A federal appeals court ruled in a case from Solano County that statutory rape doesn't always require deportation. The U.S. Supreme Court agreed to decide whether a legal immigrant in Texas must be deported because of a second misdemeanor conviction for drug possession.

Both cases involve a law signed by President Bill Clinton in 1996 that requires deportation of any immigrant, legal or illegal, who commits an "aggravated felony," a category of crimes that courts are still trying to define. It includes some drug and sex crimes that are misdemeanors - punishable by no more than a year in jail - rather than felonies.

If a noncitizen has committed such a crime, "the judge can't take into consideration (U.S.) military service, the effect on a U.S. citizen spouse, parent or kids, or how long (the immigrant has) been here," said Benita Jain of the Immigrant Defense Project, which filed arguments with the Supreme Court in the drug case.
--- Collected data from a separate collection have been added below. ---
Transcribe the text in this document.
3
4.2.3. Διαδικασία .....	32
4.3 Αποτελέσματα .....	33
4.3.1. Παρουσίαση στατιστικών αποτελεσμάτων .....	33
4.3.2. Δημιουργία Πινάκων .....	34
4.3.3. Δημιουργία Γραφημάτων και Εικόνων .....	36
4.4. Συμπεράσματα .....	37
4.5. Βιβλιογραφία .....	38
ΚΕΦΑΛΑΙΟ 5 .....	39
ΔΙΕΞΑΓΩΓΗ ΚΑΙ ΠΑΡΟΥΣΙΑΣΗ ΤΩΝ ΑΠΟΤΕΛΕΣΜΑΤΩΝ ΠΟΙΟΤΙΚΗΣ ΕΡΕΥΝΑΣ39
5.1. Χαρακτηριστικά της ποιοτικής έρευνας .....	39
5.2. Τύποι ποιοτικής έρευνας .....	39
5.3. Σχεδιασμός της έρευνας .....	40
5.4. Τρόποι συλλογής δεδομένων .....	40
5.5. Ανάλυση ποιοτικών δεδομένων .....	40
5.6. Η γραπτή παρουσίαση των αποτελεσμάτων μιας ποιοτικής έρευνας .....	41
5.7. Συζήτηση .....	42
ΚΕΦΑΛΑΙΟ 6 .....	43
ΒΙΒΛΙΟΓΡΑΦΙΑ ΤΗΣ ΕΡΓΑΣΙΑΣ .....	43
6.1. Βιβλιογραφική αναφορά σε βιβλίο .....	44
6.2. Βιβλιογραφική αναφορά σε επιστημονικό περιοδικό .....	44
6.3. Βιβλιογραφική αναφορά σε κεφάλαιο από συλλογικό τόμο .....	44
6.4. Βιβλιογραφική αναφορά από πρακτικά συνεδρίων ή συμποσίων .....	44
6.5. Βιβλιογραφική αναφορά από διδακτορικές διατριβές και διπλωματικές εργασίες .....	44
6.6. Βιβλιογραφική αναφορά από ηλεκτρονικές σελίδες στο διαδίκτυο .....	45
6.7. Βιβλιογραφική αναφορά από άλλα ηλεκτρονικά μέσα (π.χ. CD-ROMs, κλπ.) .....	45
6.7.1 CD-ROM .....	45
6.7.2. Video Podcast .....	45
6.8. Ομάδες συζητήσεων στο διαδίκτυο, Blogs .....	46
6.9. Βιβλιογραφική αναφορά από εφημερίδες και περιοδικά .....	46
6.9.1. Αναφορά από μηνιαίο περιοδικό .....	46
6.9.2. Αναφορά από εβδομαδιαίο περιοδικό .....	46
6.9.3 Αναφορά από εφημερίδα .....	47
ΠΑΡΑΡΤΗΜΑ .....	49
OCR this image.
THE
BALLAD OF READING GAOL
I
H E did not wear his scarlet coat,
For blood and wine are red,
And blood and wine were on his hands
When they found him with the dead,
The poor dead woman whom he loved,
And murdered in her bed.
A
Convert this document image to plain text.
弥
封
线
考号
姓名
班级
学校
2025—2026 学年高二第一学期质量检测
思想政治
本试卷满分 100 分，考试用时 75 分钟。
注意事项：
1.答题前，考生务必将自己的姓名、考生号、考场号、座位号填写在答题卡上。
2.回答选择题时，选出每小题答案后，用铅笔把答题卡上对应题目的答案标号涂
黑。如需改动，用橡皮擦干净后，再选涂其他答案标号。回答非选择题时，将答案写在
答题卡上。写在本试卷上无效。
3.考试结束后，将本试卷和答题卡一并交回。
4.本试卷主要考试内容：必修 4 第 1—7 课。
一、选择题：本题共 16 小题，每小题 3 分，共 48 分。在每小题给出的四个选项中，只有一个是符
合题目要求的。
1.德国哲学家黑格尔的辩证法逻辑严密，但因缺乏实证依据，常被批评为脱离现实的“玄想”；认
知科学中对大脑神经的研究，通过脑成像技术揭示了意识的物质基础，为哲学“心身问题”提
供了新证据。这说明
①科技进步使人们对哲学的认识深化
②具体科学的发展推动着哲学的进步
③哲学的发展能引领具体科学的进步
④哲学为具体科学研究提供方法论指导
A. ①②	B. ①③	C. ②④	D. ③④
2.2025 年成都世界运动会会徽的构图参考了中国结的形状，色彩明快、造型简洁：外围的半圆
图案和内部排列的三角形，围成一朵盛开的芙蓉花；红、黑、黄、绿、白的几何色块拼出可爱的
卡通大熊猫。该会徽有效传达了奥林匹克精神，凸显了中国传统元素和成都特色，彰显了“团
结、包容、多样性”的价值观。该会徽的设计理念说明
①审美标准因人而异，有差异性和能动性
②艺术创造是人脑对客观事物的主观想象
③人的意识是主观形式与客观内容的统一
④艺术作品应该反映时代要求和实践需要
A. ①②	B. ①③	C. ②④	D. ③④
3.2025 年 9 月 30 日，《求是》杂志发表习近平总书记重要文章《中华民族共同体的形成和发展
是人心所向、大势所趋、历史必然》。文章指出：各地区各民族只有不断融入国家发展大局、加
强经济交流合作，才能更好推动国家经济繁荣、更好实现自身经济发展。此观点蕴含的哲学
Immigrants convicted of other crimes can be also be deported if a judge decides they are dangerous and do not qualify for exemptions based on such factors as family hardships.

The Solano County case involves Luis Pelayo-Garcia, 42, of Vacaville, who entered the United States illegally from Mexico in 1985 at age 17. He was on the verge of gaining legal residency in 1998 when officials learned that he had recently been convicted of statutory rape.

According to his lawyer, Gloria Martinez-Senftner, Pelayo was working at a restaurant and raising three young children after his wife left him, and took a co-worker into his home along with her husband and daughter.

At age 29, he became involved with the daughter and intended to marry her, believing she was 18, his lawyer said. But when the girl became pregnant, hospital employees learned she was only 15 and called police.

Immigration judges said Pelayo's crime was an aggravated felony and ordered him deported, but they were overruled Monday by the Ninth U.S. Circuit Court of Appeals in San Francisco.

The federal law defines "sexual abuse of a minor" as an aggravated felony. But California's statutory rape law, prohibiting anyone older than 21 from having sex with a person under 16, does not require proof of physical or psychological abuse for conviction, the court said in a 3-0 ruling.

The Supreme Court case involves Jose Carachuri-Rosendo, who entered the United States with his family as a child and has been a legal resident since 1993. He pleaded guilty in Texas to misdemeanor marijuana possession in 2004 and pleaded no contest a year later to misdemeanor possession of the anti-anxiety drug Xanax without a prescription.

A federal appeals court ordered Carachuri deported, citing a federal law that allows any repeat drug offender to be prosecuted as a recidivist, which is defined as an aggravated felony even if the crimes were misdemeanors.

Carachuri, who was not charged as a recidivist in Texas, appealed to the Supreme Court, which agreed to decide his case by June.